By the way I assume you are testing LUSGS with 1st order

nived_mr June 1, 2018 02:30

Right now we are not using any MPI Functions inside the LU-SGS solver. We are working out a possible solution to account for missing neighbour cell information in the LU-SGS Matrix in all the processes.

naffrancois June 4, 2018 15:22

I would say as long as you have off-diagonal blocks into your matrix, e.g. not a block-diagonal matrix, means that you have for each element neighbor information. Then at a certain point in your LUSGS solver you will need MPI calls to synchronize values between the partitions.
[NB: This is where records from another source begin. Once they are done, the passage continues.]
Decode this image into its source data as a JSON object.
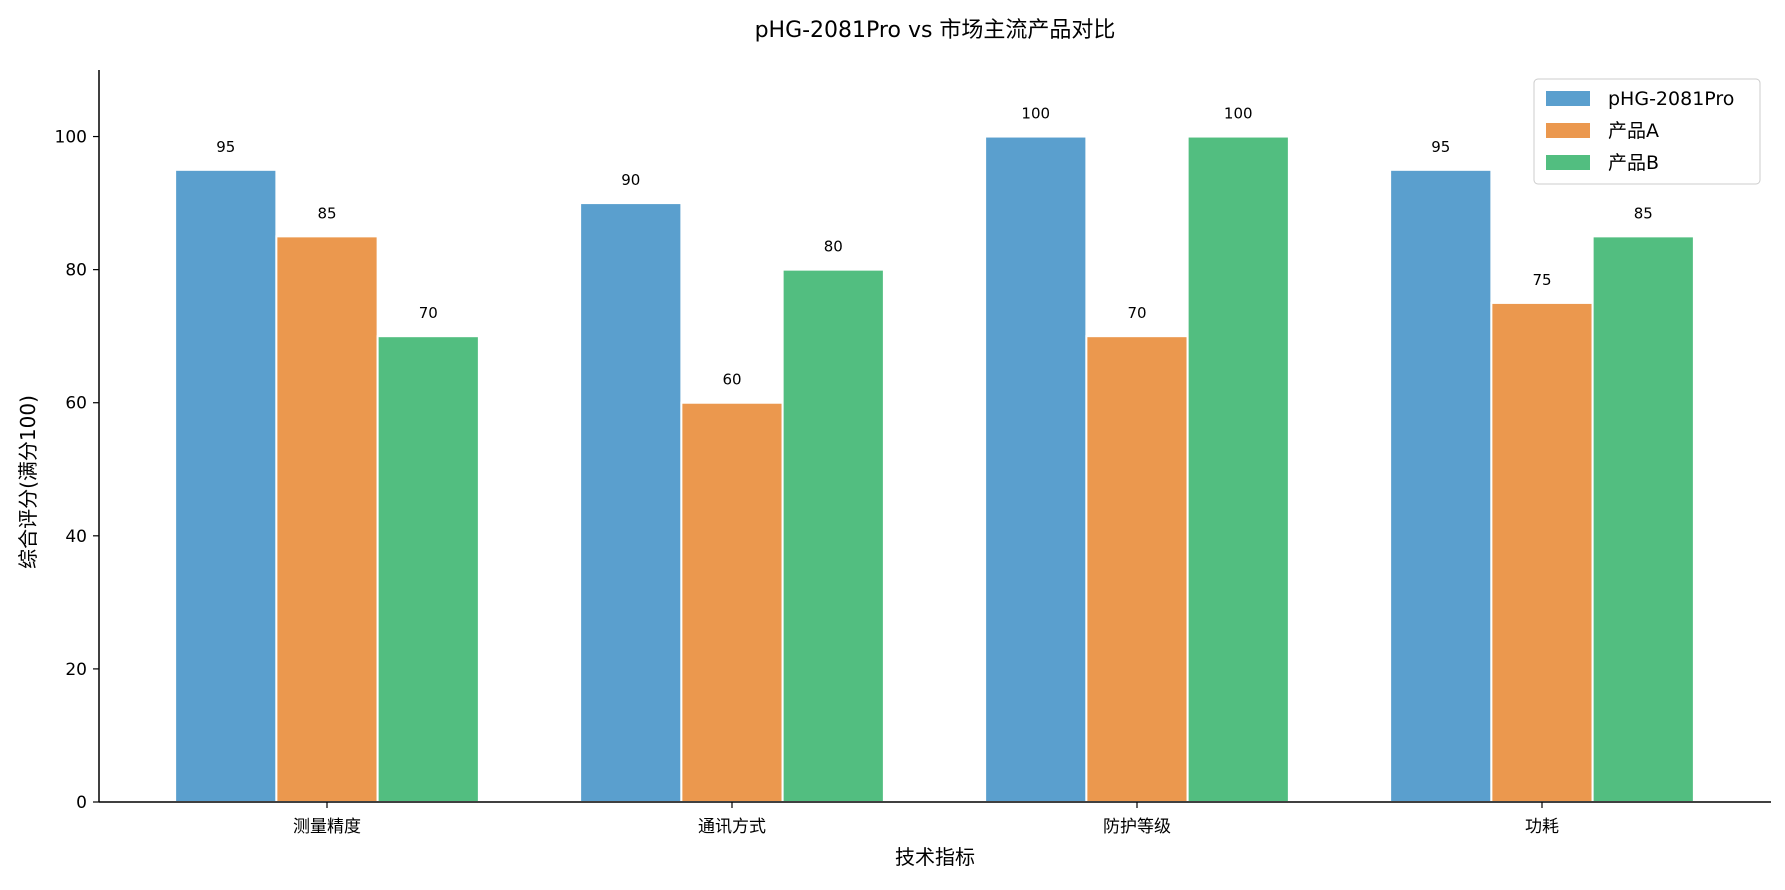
{
  "chart_data": {
    "type": "bar",
    "title": "pHG-2081Pro vs 市场主流产品对比",
    "xlabel": "技术指标",
    "ylabel": "综合评分(满分100)",
    "categories": [
      "测量精度",
      "通讯方式",
      "防护等级",
      "功耗"
    ],
    "series": [
      {
        "name": "pHG-2081Pro",
        "color": "#5a9fce",
        "values": [
          95,
          90,
          100,
          95
        ]
      },
      {
        "name": "产品A",
        "color": "#eb984e",
        "values": [
          85,
          60,
          70,
          75
        ]
      },
      {
        "name": "产品B",
        "color": "#52be80",
        "values": [
          70,
          80,
          100,
          85
        ]
      }
    ],
    "ylim": [
      0,
      110
    ],
    "yticks": [
      0,
      20,
      40,
      60,
      80,
      100
    ],
    "grid": false,
    "legend_position": "top-right",
    "data_labels": true
  }
}
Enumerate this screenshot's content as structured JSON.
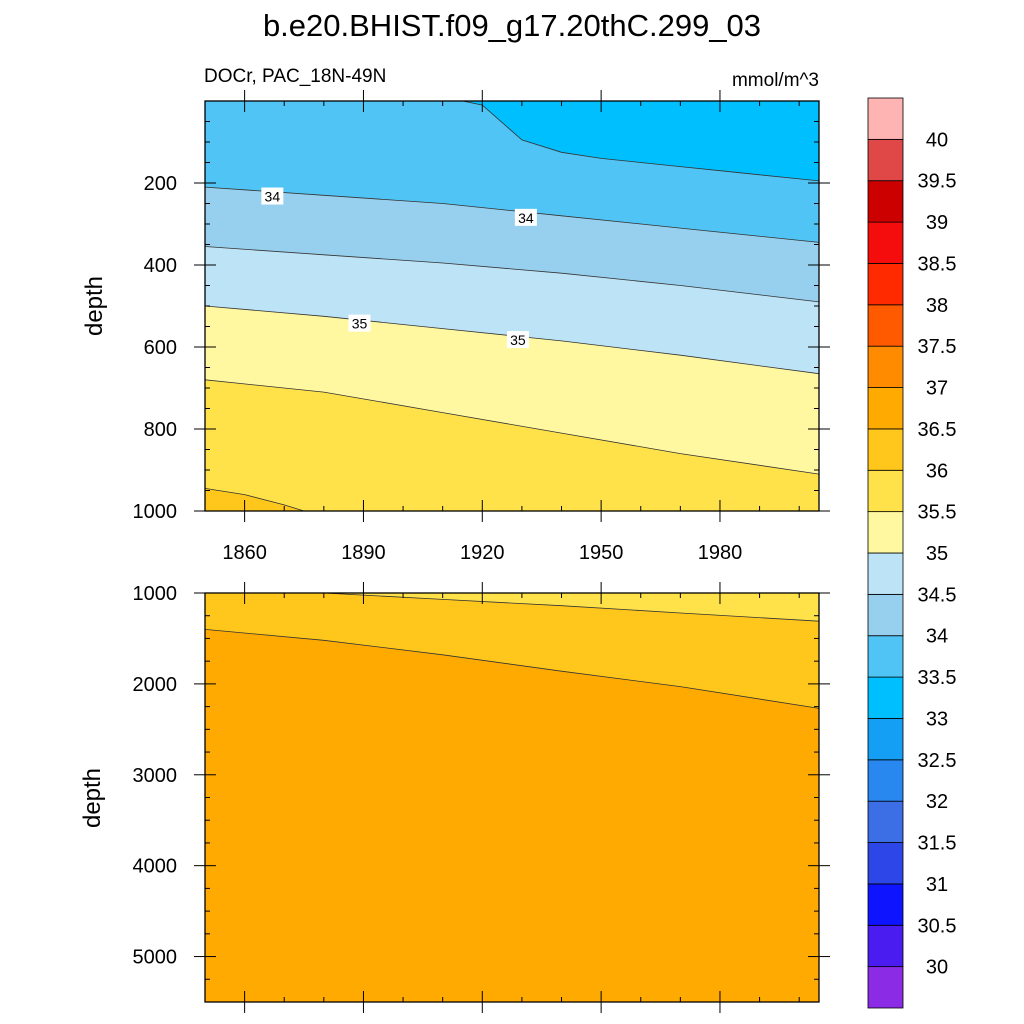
{
  "title": "b.e20.BHIST.f09_g17.20thC.299_03",
  "chart_data": [
    {
      "type": "heatmap",
      "panel": "upper",
      "left_label": "DOCr, PAC_18N-49N",
      "right_label": "mmol/m^3",
      "ylabel": "depth",
      "xlabel": "",
      "x_range": [
        1850,
        2005
      ],
      "x_ticks": [
        1860,
        1890,
        1920,
        1950,
        1980
      ],
      "y_range": [
        0,
        1000
      ],
      "y_inverted": true,
      "y_ticks": [
        200,
        400,
        600,
        800,
        1000
      ],
      "contour_labels": [
        {
          "text": "34",
          "x": 1867,
          "y": 233
        },
        {
          "text": "34",
          "x": 1931,
          "y": 285
        },
        {
          "text": "35",
          "x": 1889,
          "y": 543
        },
        {
          "text": "35",
          "x": 1929,
          "y": 583
        }
      ],
      "bands": [
        {
          "upper": 33.5,
          "color": "#00bfff",
          "boundary_x": [
            1915,
            1920,
            1930,
            1940,
            1950,
            1960,
            1970,
            1980,
            1990,
            2000,
            2005
          ],
          "boundary_depth": [
            0,
            10,
            95,
            125,
            140,
            150,
            160,
            170,
            180,
            190,
            195
          ]
        },
        {
          "upper": 34.0,
          "color": "#50c4f4",
          "boundary_x": [
            1850,
            1880,
            1910,
            1940,
            1970,
            2005
          ],
          "boundary_depth": [
            210,
            230,
            250,
            280,
            310,
            345
          ]
        },
        {
          "upper": 34.5,
          "color": "#96d0ee",
          "boundary_x": [
            1850,
            1880,
            1910,
            1940,
            1970,
            2005
          ],
          "boundary_depth": [
            355,
            375,
            395,
            420,
            450,
            490
          ]
        },
        {
          "upper": 35.0,
          "color": "#bde3f6",
          "boundary_x": [
            1850,
            1880,
            1910,
            1940,
            1970,
            2005
          ],
          "boundary_depth": [
            500,
            525,
            555,
            585,
            620,
            665
          ]
        },
        {
          "upper": 35.5,
          "color": "#fff8a0",
          "boundary_x": [
            1850,
            1880,
            1910,
            1940,
            1970,
            2005
          ],
          "boundary_depth": [
            680,
            710,
            760,
            810,
            860,
            910
          ]
        },
        {
          "upper": 36.0,
          "color": "#ffe24a",
          "boundary_x": [
            1850,
            1860,
            1870,
            1875
          ],
          "boundary_depth": [
            945,
            960,
            985,
            1000
          ]
        },
        {
          "upper": 36.5,
          "color": "#ffc71c",
          "boundary_x": [],
          "boundary_depth": []
        }
      ]
    },
    {
      "type": "heatmap",
      "panel": "lower",
      "ylabel": "depth",
      "xlabel": "",
      "x_range": [
        1850,
        2005
      ],
      "y_range": [
        1000,
        5500
      ],
      "y_inverted": true,
      "y_ticks": [
        1000,
        2000,
        3000,
        4000,
        5000
      ],
      "bands": [
        {
          "upper": 36.0,
          "color": "#ffe24a",
          "boundary_x": [
            1880,
            1910,
            1940,
            1970,
            2005
          ],
          "boundary_depth": [
            1000,
            1070,
            1140,
            1220,
            1310
          ]
        },
        {
          "upper": 36.5,
          "color": "#ffc71c",
          "boundary_x": [
            1850,
            1880,
            1910,
            1940,
            1970,
            2005
          ],
          "boundary_depth": [
            1400,
            1520,
            1680,
            1860,
            2030,
            2270
          ]
        },
        {
          "upper": 37.0,
          "color": "#ffaa00",
          "boundary_x": [],
          "boundary_depth": []
        }
      ]
    }
  ],
  "colorbar": {
    "labels": [
      "30",
      "30.5",
      "31",
      "31.5",
      "32",
      "32.5",
      "33",
      "33.5",
      "34",
      "34.5",
      "35",
      "35.5",
      "36",
      "36.5",
      "37",
      "37.5",
      "38",
      "38.5",
      "39",
      "39.5",
      "40"
    ],
    "colors": [
      "#8c2be6",
      "#4a1cf0",
      "#0f14ff",
      "#2d46e8",
      "#3c6ee6",
      "#2888f0",
      "#149ff5",
      "#00bfff",
      "#50c4f4",
      "#96d0ee",
      "#bde3f6",
      "#fff8a0",
      "#ffe24a",
      "#ffc71c",
      "#ffaa00",
      "#ff8c00",
      "#ff5a00",
      "#ff2a00",
      "#f50c0c",
      "#cd0000",
      "#e04848",
      "#ffb4b4"
    ]
  }
}
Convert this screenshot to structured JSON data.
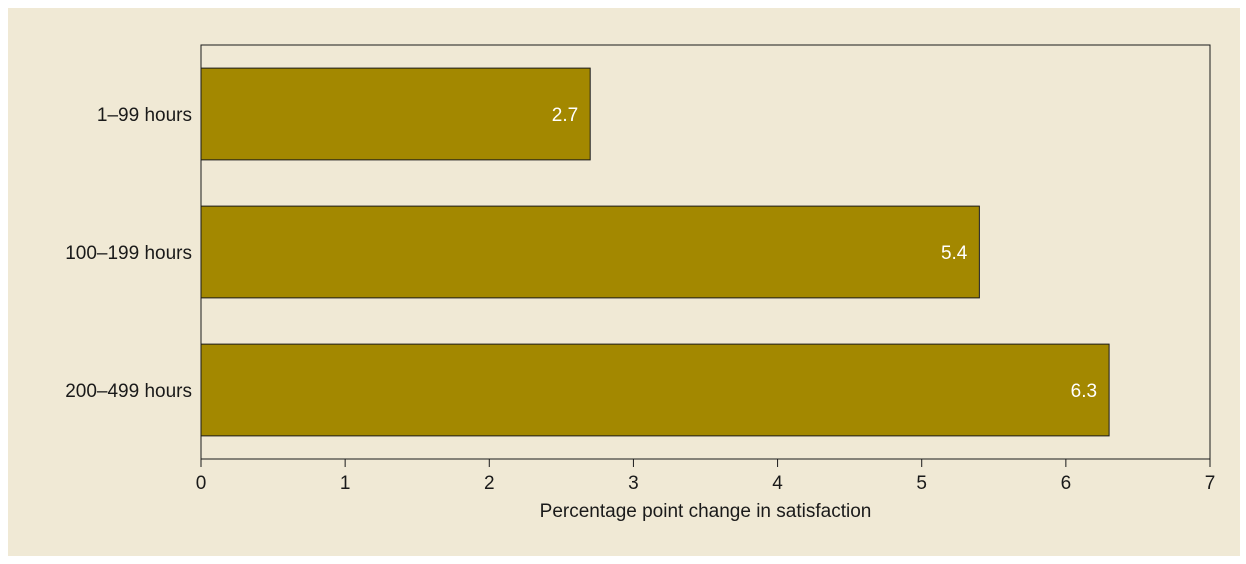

Anytime you need values coming from a neighbor element you have to ask yourself if this value may belong to a different CPU.

AliE June 5, 2018 05:17

Quote:

Originally Posted by naffrancois (Post 694566)
I would say as long as you have off-diagonal blocks into your matrix, e.g. not a block-diagonal matrix, means that you have for each element neighbor information. Then at a certain point in your LUSGS solver you will need MPI calls to synchronize values between the partitions. Anytime you need values coming from a neighbor element you have to ask yourself if this value may belong to a different CPU.

naffrancois is right. Have you tried to use PETSC in order to solve the linear system? It resolved a lot of problem related to the linear system parallelization in my case and it is super-fast!